Hoje examinamos as ideias que pautam o pensamento dos que se candidatam à condição de liderança, particularmente no âmbito da ideologia, pois elas não apenas identificam o estilo que predominará na gestão como as intenções subjacentes aos discursos. Algumas dessas ideias podem comprometer seriamente a sustentabilidade, coletiva ou individualmente.

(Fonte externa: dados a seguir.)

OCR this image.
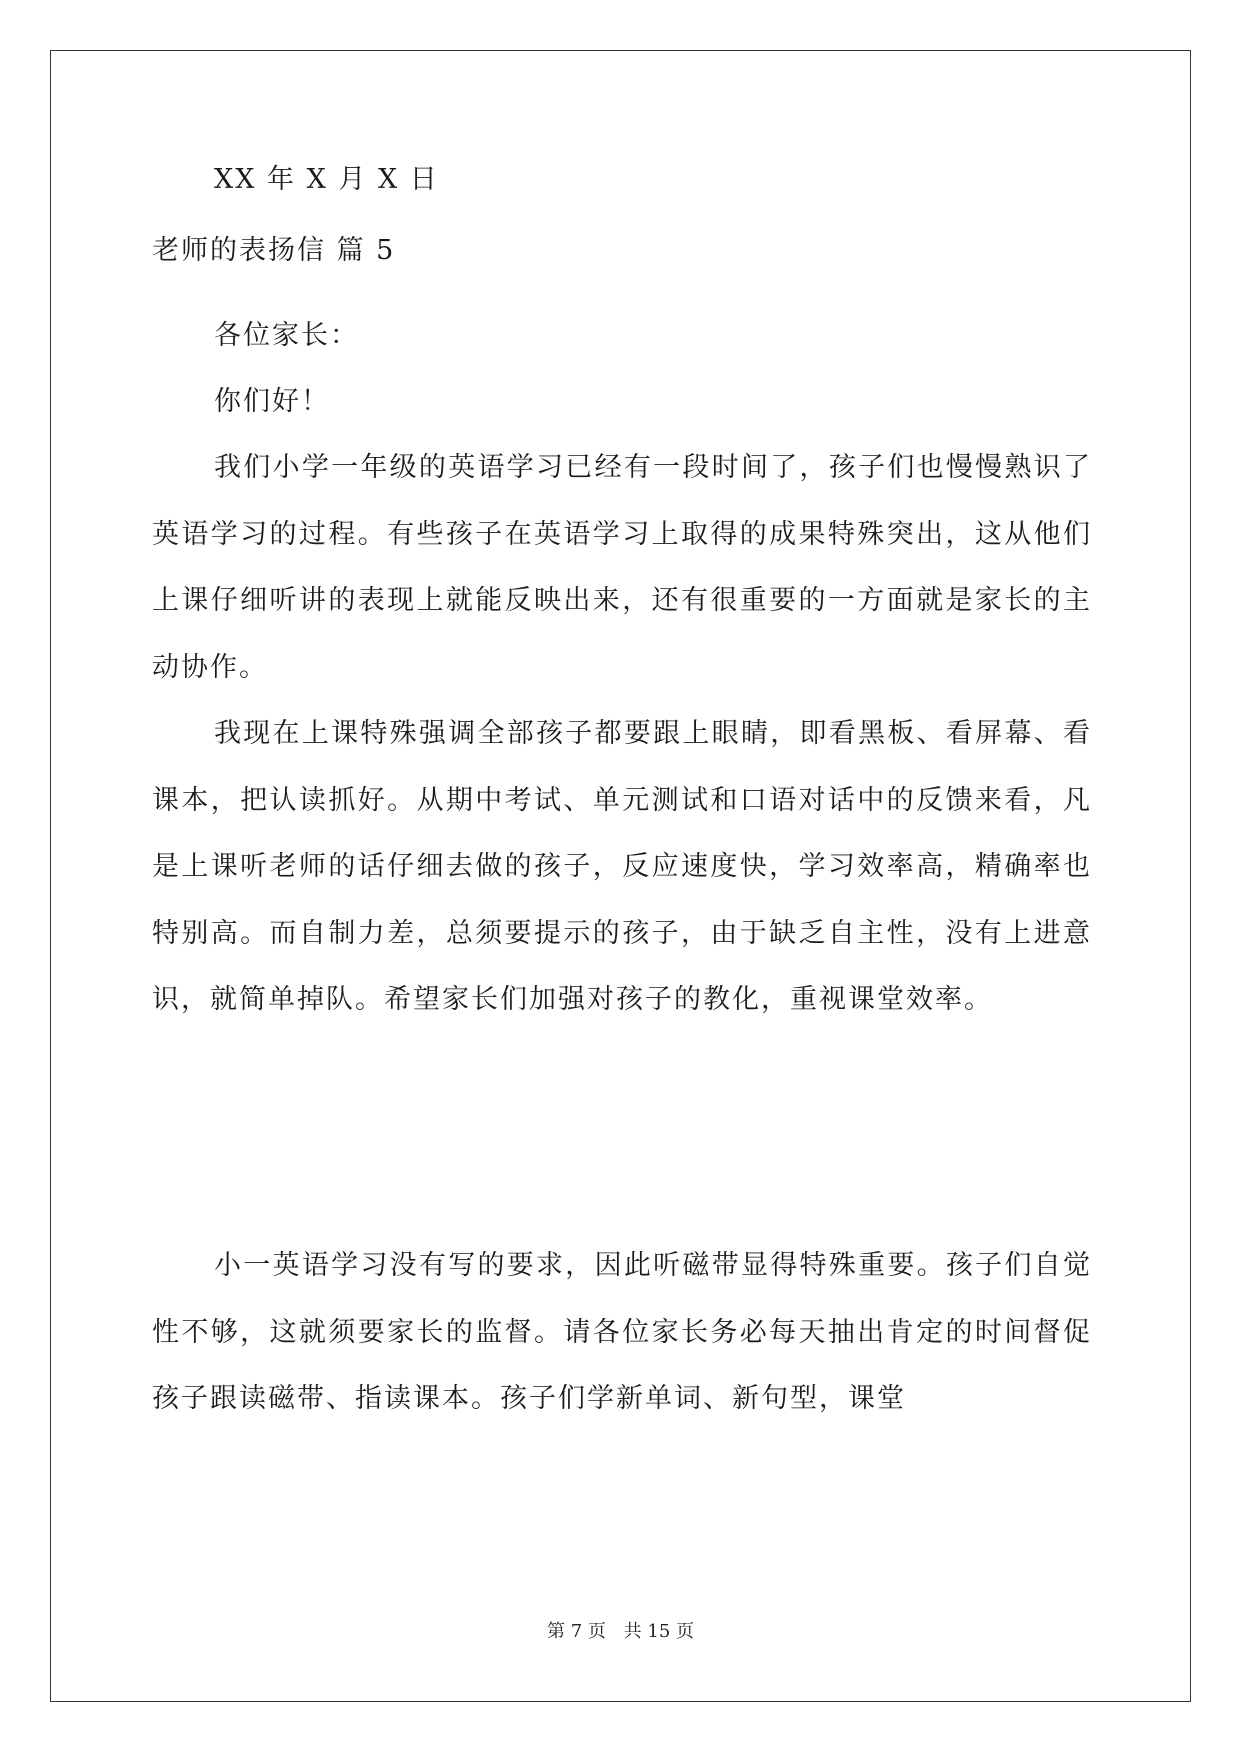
XX 年 X 月 X 日
老师的表扬信 篇 5
各位家长：
你们好！
我们小学一年级的英语学习已经有一段时间了，孩子们也慢慢熟识了英语学习的过程。有些孩子在英语学习上取得的成果特殊突出，这从他们上课仔细听讲的表现上就能反映出来，还有很重要的一方面就是家长的主动协作。
我现在上课特殊强调全部孩子都要跟上眼睛，即看黑板、看屏幕、看课本，把认读抓好。从期中考试、单元测试和口语对话中的反馈来看，凡是上课听老师的话仔细去做的孩子，反应速度快，学习效率高，精确率也特别高。而自制力差，总须要提示的孩子，由于缺乏自主性，没有上进意识，就简单掉队。希望家长们加强对孩子的教化，重视课堂效率。
小一英语学习没有写的要求，因此听磁带显得特殊重要。孩子们自觉性不够，这就须要家长的监督。请各位家长务必每天抽出肯定的时间督促孩子跟读磁带、指读课本。孩子们学新单词、新句型，课堂
第 7 页 共 15 页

Diante da diversidade e, sobretudo, da complexidade processual, tecnológica, sistêmica e humana de nosso tempo, não há espaço para ideias fixas. Aliás, nunca houve. Mas, algumas delas tomaram forma, com consequências nefastas. Há tempo provam-se insustentáveis e geradoras de sofrimento evitável. O holocausto foi um lamentável exemplo. Face às novas possibilidades e atual multiplicidade de desejos, saberes e pensamentos, além da expansão das consciências em direção à urgência de liberdade individual como fator chave para a felicidade, a flexibilidade, a tolerância, a empatia e a diplomacia tornaram-se mandatórias.

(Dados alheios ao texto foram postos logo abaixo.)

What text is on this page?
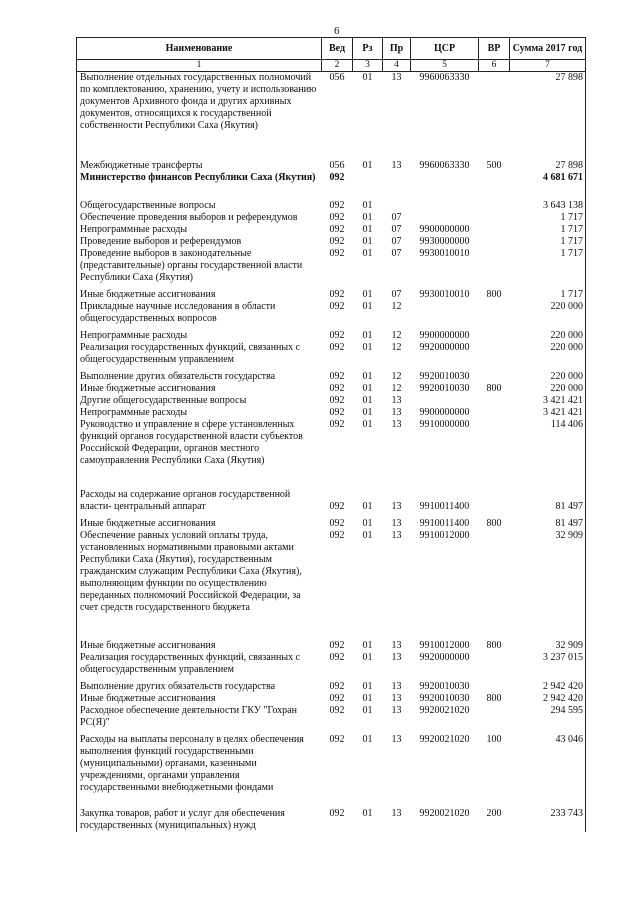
6
Наименование	Вед	Рз	Пр	ЦСР	ВР	Сумма 2017 год
1	2	3	4	5	6	7
Выполнение отдельных государственных полномочий по комплектованию, хранению, учету и использованию документов Архивного фонда и других архивных документов, относящихся к государственной собственности Республики Саха (Якутия)	056	01	13	9960063330		27 898

Межбюджетные трансферты	056	01	13	9960063330	500	27 898
Министерство финансов Республики Саха (Якутия)	092					4 681 671

Общегосударственные вопросы	092	01				3 643 138
Обеспечение проведения выборов и референдумов	092	01	07			1 717
Непрограммные расходы	092	01	07	9900000000		1 717
Проведение выборов и референдумов	092	01	07	9930000000		1 717
Проведение выборов в законодательные (представительные) органы государственной власти Республики Саха (Якутия)	092	01	07	9930010010		1 717

Иные бюджетные ассигнования	092	01	07	9930010010	800	1 717
Прикладные научные исследования в области общегосударственных вопросов	092	01	12			220 000

Непрограммные расходы	092	01	12	9900000000		220 000
Реализация государственных функций, связанных с общегосударственным управлением	092	01	12	9920000000		220 000

Выполнение других обязательств государства	092	01	12	9920010030		220 000
Иные бюджетные ассигнования	092	01	12	9920010030	800	220 000
Другие общегосударственные вопросы	092	01	13			3 421 421
Непрограммные расходы	092	01	13	9900000000		3 421 421
Руководство и управление в сфере установленных функций органов государственной власти субъектов Российской Федерации, органов местного самоуправления Республики Саха (Якутия)	092	01	13	9910000000		114 406

Расходы на содержание органов государственной власти- центральный аппарат	092	01	13	9910011400		81 497

Иные бюджетные ассигнования	092	01	13	9910011400	800	81 497
Обеспечение равных условий оплаты труда, установленных нормативными правовыми актами Республики Саха (Якутия), государственным гражданским служащим Республики Саха (Якутия), выполняющим функции по осуществлению переданных полномочий Российской Федерации, за счет средств государственного бюджета	092	01	13	9910012000		32 909

Иные бюджетные ассигнования	092	01	13	9910012000	800	32 909
Реализация государственных функций, связанных с общегосударственным управлением	092	01	13	9920000000		3 237 015

Выполнение других обязательств государства	092	01	13	9920010030		2 942 420
Иные бюджетные ассигнования	092	01	13	9920010030	800	2 942 420
Расходное обеспечение деятельности ГКУ "Гохран РС(Я)"	092	01	13	9920021020		294 595

Расходы на выплаты персоналу в целях обеспечения выполнения функций государственными (муниципальными) органами, казенными учреждениями, органами управления государственными внебюджетными фондами	092	01	13	9920021020	100	43 046

Закупка товаров, работ и услуг для обеспечения государственных (муниципальных) нужд	092	01	13	9920021020	200	233 743
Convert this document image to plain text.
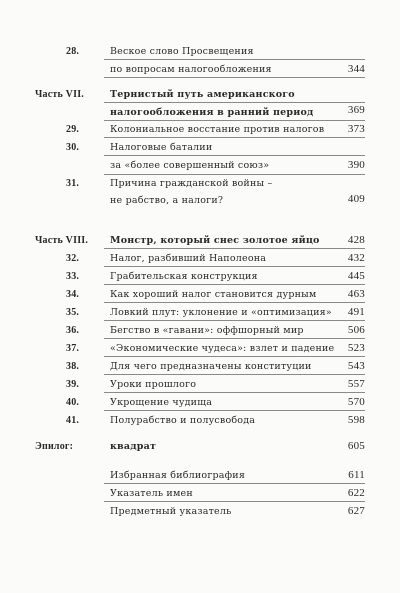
28.	Веское слово Просвещения
по вопросам налогообложения	344
Часть VII.	Тернистый путь американского
налогообложения в ранний период	369
29.	Колониальное восстание против налогов	373
30.	Налоговые баталии
за «более совершенный союз»	390
31.	Причина гражданской войны –
не рабство, а налоги?	409
Часть VIII. Монстр, который снес золотое яйцо	428
32.	Налог, разбивший Наполеона	432
33.	Грабительская конструкция	445
34.	Как хороший налог становится дурным	463
35.	Ловкий плут: уклонение и «оптимизация» 491
36.	Бегство в «гавани»: оффшорный мир	506
37.	«Экономические чудеса»: взлет и падение 523
38.	Для чего предназначены конституции	543
39.	Уроки прошлого	557
40.	Укрощение чудища	570
41.	Полурабство и полусвобода	598
Эпилог:	квадрат	605
Избранная библиография	611
Указатель имен	622
Предметный указатель	627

E a maioria do planeta sinaliza intenções de paz, sendo que os que insistem no conflito e na violência – inclusive em ‘comunicação violenta’ – perdem cada vez mais espaço e força. A grande vidraça tecnológica que se tornou o planeta serviu para alguma coisa boa, apesar da indiscrição e da manipulação a que os algoritmos nos submetem: expor mentes insustentáveis e estagnadas em ideias fixas. Isso inclui chefes de estado.

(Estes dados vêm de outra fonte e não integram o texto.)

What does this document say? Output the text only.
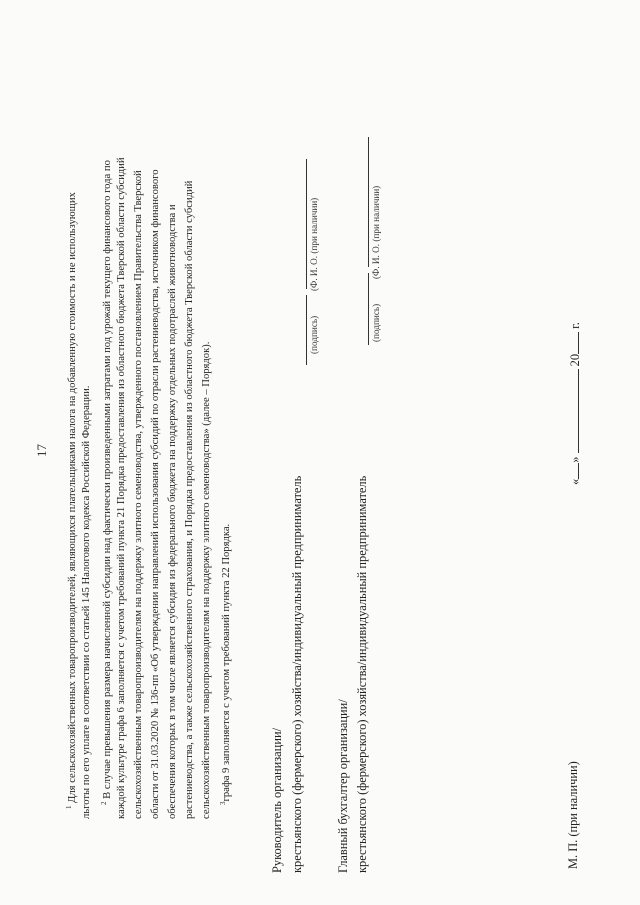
17
$^1$ Для сельскохозяйственных товаропроизводителей, являющихся плательщиками налога на добавленную стоимость и не использующих льготы по его уплате в соответствии со статьей 145 Налогового кодекса Российской Федерации.	$^2$ В случае превышения размера начисленной субсидии над фактически произведенными затратами под урожай текущего финансового года по каждой культуре графа 6 заполняется с учетом требований пункта 21 Порядка предоставления из областного бюджета Тверской области субсидий сельскохозяйственным товаропроизводителям на поддержку элитного семеноводства, утвержденного постановлением Правительства Тверской области от 31.03.2020 № 136-пп «Об утверждении направлений использования субсидий по отрасли растениеводства, источником финансового обеспечения которых в том числе является субсидия из федерального бюджета на поддержку отдельных подотраслей животноводства и растениеводства, а также сельскохозяйственного страхования, и Порядка предоставления из областного бюджета Тверской области субсидий сельскохозяйственным товаропроизводителям на поддержку элитного семеноводства» (далее – Порядок).	$^3$графа 9 заполняется с учетом требований пункта 22 Порядка.	Руководитель организации/ крестьянского (фермерского) хозяйства/индивидуальный предприниматель
(подпись)
(Ф. И. О. (при наличии)
Главный бухгалтер организации/ крестьянского (фермерского) хозяйства/индивидуальный предприниматель
(подпись)
(Ф. И. О. (при наличии)
М. П. (при наличии)
«»  20 г.
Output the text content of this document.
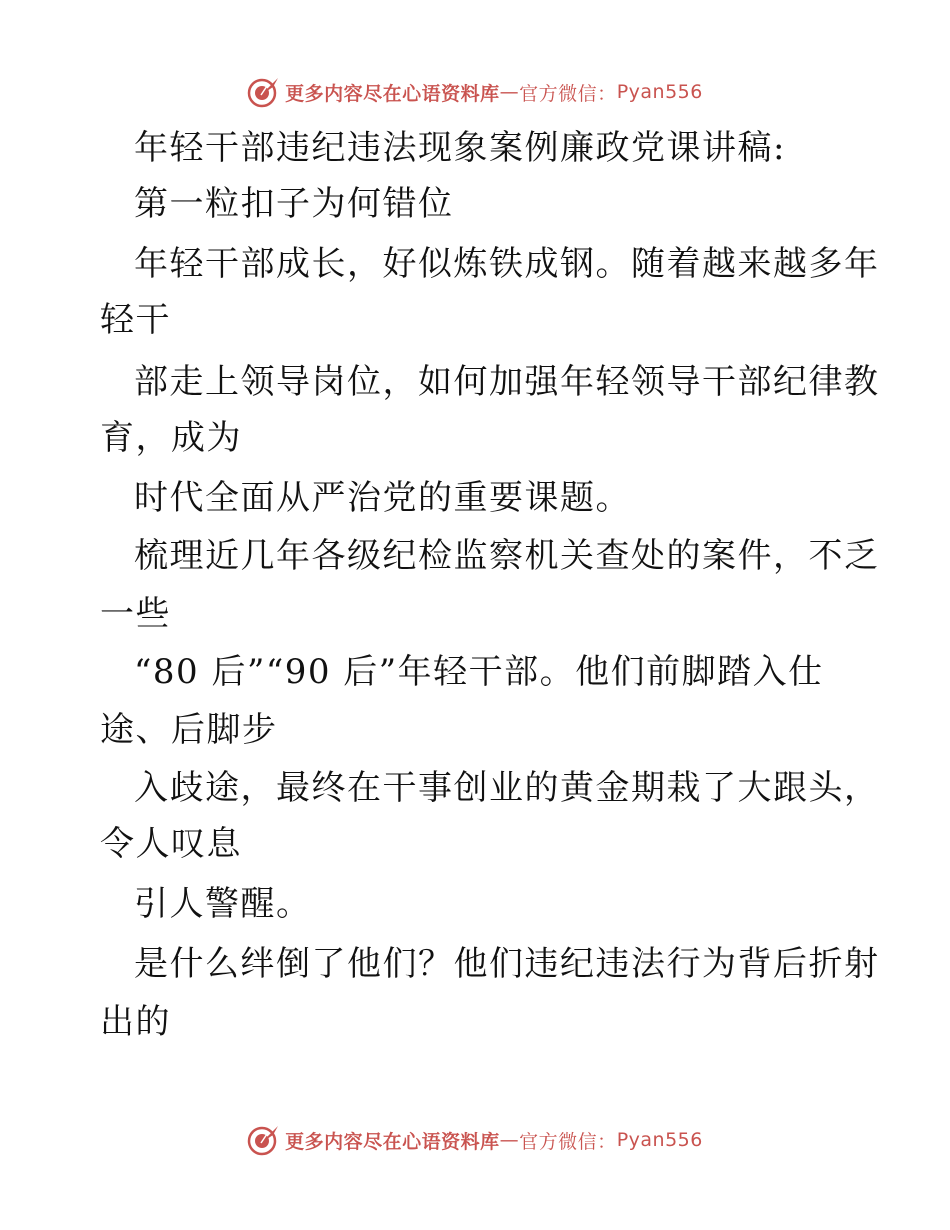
更多内容尽在心语资料库 — 官方微信： Pyan556
年轻干部违纪违法现象案例廉政党课讲稿:
第一粒扣子为何错位
年轻干部成长，好似炼铁成钢。随着越来越多年
轻干
部走上领导岗位，如何加强年轻领导干部纪律教
育，成为
时代全面从严治党的重要课题。
梳理近几年各级纪检监察机关查处的案件，不乏
一些
“80 后”“90 后”年轻干部。他们前脚踏入仕
途、后脚步
入歧途，最终在干事创业的黄金期栽了大跟头，
令人叹息
引人警醒。
是什么绊倒了他们？他们违纪违法行为背后折射
出的
更多内容尽在心语资料库 — 官方微信： Pyan556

Há pouco, assistimos ao crepúsculo dos estadistas genuínos. E o último exemplar – atualmente fora de combate – floresceu, paradoxalmente, no berço de uma ideia fixa que culminou com o cruel genocídio orquestrado pela Alemanha hitlerista. Ângela Merkel comprovou o que todos sempre soubemos: que nem todo alemão é nazista, embora essa mancha ainda atormente suas almas. Além disso, há uma parte não alemã do planeta com simpatia a esse subproduto do pensamento, os dispensáveis neonazistas. Ângela, mais que amplificar a nova ética de seu povo, deu provas de uma liderança cordata, sensível e inegavelmente inspiradora. Porém, o tempo de temperança política parece ter se aposentado junto com ela.
E, como se não bastasse a policrise de nosso confuso planeta, a Velha Rússia deixou de nos brindar com pensadores brilhantes para desestabilizar o mundo sob os auspícios de um cabeça de bagre. Bem da verdade, os próprios russos parecem insatisfeitos com isso. Mas, não só a terra de Tolstoi esquenta o tabuleiro macroeconômico e geopolítico atual. A China carrega um pseudocomunismo com a mesma mão com que incita a fúria capitalista e a ganância a devorar a estabilidade e a paz, mesmo com muitos chineses contra, – sendo estes tratados a ferro e fogo – conforme as tradições milenares da tortura no país. E dá de ombros para tudo o que não significar radicalismo obtuso praticado pela hegemonia de um partido fértil em ideias fixas.
Os Estados Unidos substituíram um perfeito idiota por um ancião inábil e sequer endereça tempo para cuidar dos conflitos e dos tiroteios sucessivos de seus cidadãos, uns contra os outros. Esse, o pior terrorismo. A Europa, à exceção do pensamento nórdico, patina na incompetência em administrar crises e a pensar coletivamente, chafurdada na arrogância tecnocrática, na letargia e nos preconceitos de sempre. No Cone Sul, a confusão política e o subdesenvolvimento massacram substancial parcela da população (desempregada, desabrigada e com fome!), enquanto ex-condenados disputam com futuros presidiários quem é pode ser mais medíocre nas propostas de governo e menos altruísta em ideais políticos. Enquanto Evita Perón inspira um tango com refrão do Led Zeppelin: “the song remais the same…”.
Trilha sonora que cai como luva a uma Terra desafinada e em notório descompasso com a sustentabilidade. Em meio à inapetência do planeta em mudar – inclusive nações que ainda mascam na fisiologia social – ao menos poderiam focar em não adeptos de ideias fixas. Talvez esta seja a derradeira chance para um povo que já não sabe de onde veio e sequer onde está; menos ainda como projetar-se para um futuro sustentável, por sua fenomenal incapacidade de mudar.